A spirit of innovation is generally the result of a selfish temper and confined views…the idea of inheritance furnishes a sure principle of conservation and a sure principle of transmission, without at all excluding a principle of improvement…By a constitutional policy, working after the pattern of nature, we receive, we hold, we transmit our government and our privileges in the same manner in which we enjoy and transmit our property and our lives.  The institutions of policy, the goods of fortune, the gifts of providence are handed down to us, and from us, in the same course and order.  (Burke, Reflections, 29-30)

Furthermore Burke holds that a reliance on the established political order is “placed in a just correspondence and symmetry with the order of the world and with the mode of existence decreed to a permanent body composed of transitory parts…the whole at one time is never old or middle aged or young, but in a condition of unchangeable constancy.” (Reflections 30)  Nevertheless, Burke to a limited degree preserves an attachment to liberty, but that liberty can only be ennobled as long as it is restrained, held in check, or moderated by “reverence to our civil institutions on the principle upon which nature teaches us to revere individual men: on account of their age and on account of those from whom they are descended.” (ibid.) Thus, while the conservative may be a lover of liberty, it is largely because that love of liberty is a part of a long-standing tradition within the established political order, and will react strongly against what he perceives as threats to a “way of life” that he holds sacred.   For Burke, liberty itself is perhaps less important for a regime than that its government contain provisions for security and preventive measures against the abuse of power. “Every good political institution,” he says in his Thoughts on Present Discontents,

Must have a preventive operation as well as remedial.

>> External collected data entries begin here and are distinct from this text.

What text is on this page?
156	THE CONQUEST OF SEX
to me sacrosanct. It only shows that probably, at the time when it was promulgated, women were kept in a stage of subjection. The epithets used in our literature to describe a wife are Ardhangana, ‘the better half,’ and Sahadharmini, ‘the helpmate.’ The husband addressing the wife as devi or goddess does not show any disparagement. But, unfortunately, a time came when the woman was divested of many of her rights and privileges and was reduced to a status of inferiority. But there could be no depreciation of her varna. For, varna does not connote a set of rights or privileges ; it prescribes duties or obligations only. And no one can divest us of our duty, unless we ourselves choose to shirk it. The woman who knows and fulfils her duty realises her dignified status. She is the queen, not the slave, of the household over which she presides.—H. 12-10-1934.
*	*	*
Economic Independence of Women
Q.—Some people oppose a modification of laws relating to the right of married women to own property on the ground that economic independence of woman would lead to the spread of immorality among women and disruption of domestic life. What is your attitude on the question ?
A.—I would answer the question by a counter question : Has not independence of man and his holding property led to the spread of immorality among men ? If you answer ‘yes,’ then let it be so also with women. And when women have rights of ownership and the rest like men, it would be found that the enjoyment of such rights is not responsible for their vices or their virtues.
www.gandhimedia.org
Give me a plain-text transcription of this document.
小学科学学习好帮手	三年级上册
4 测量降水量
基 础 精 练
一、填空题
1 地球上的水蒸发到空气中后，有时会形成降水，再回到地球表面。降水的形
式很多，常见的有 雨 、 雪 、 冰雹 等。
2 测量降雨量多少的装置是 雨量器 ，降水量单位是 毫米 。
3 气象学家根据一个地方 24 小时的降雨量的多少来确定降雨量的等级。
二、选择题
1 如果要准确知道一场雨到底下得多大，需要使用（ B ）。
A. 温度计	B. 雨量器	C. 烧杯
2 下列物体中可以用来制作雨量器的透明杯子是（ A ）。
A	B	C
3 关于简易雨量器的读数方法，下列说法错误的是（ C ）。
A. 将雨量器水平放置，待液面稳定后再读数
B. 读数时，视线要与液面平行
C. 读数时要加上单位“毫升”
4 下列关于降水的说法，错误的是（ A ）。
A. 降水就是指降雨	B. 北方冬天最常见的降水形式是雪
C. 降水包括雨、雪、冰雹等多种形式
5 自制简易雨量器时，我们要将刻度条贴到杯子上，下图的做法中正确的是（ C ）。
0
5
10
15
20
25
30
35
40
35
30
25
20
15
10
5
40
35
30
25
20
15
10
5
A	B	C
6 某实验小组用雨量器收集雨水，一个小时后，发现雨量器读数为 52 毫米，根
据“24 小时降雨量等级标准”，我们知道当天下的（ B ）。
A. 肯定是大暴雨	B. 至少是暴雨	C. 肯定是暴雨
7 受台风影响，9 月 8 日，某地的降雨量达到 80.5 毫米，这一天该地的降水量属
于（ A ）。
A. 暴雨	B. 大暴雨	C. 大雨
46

It ought to have a natural tendency to exclude bad men from government, and not to trust for the safety of the state to subsequent punishment alone—punishment which has ever been tardy and uncertain, and which when power is suffered in bad hands, may chance to fall rather on the injured than the criminal.   Before men are put forward into the great trusts of the State, they ought by their conduct to have obtained such a degree of estimation in their country as may be some sort of pledge and security to the public that they will not abuse those trusts (Thoughts, paragraph 59)

Indeed, even the Declaration of Independence pays respect to long-held traditions: “Prudence, indeed, will dictate that Governments long Established should not be changed for light and transient causes; and accordingly Experience hath shewn that Mankind are more disposed to suffer, while Evils are sufferable.”  (DoI) Consequently, a moderate conservative in the United States is more likely to extol the virtues of prudence than either the libertarian or the liberal and is sometimes described as cautious, seeking to anticipate the necessity of establishing or maintaining a particular order for the sake of security.  This political sense reflects a similar sentiment embodied in the writings of Alexander Hamilton concerning the need for order and authority: 

No friend to order or to rational liberty, can read without pain and disgust the history of the commonwealth of Greece…the jealousy of power hindered the people from trusting out of their own hands a competent authority, to maintain the repose and stability of the commonwealth, whence originated the frequent revolutions and civil broils with which they were distracted.  This, and the want of a solid foederal union to restrain the ambition and rivalship of the different cities, after a rapid succession of bloody wars, ended in the total loss of their liberty and subjugation to foreign powers. (Hamilton, The Continentalist #1)

Finally the American conservative is frequently a religious man, as organized religion provides authority and order to moral action that government institutions are ill-equipped to accomplish.  However, one cannot assume that because one is conservative he is also religious; indeed, he need not be, depending upon the circumstances of his position in an established social and political order.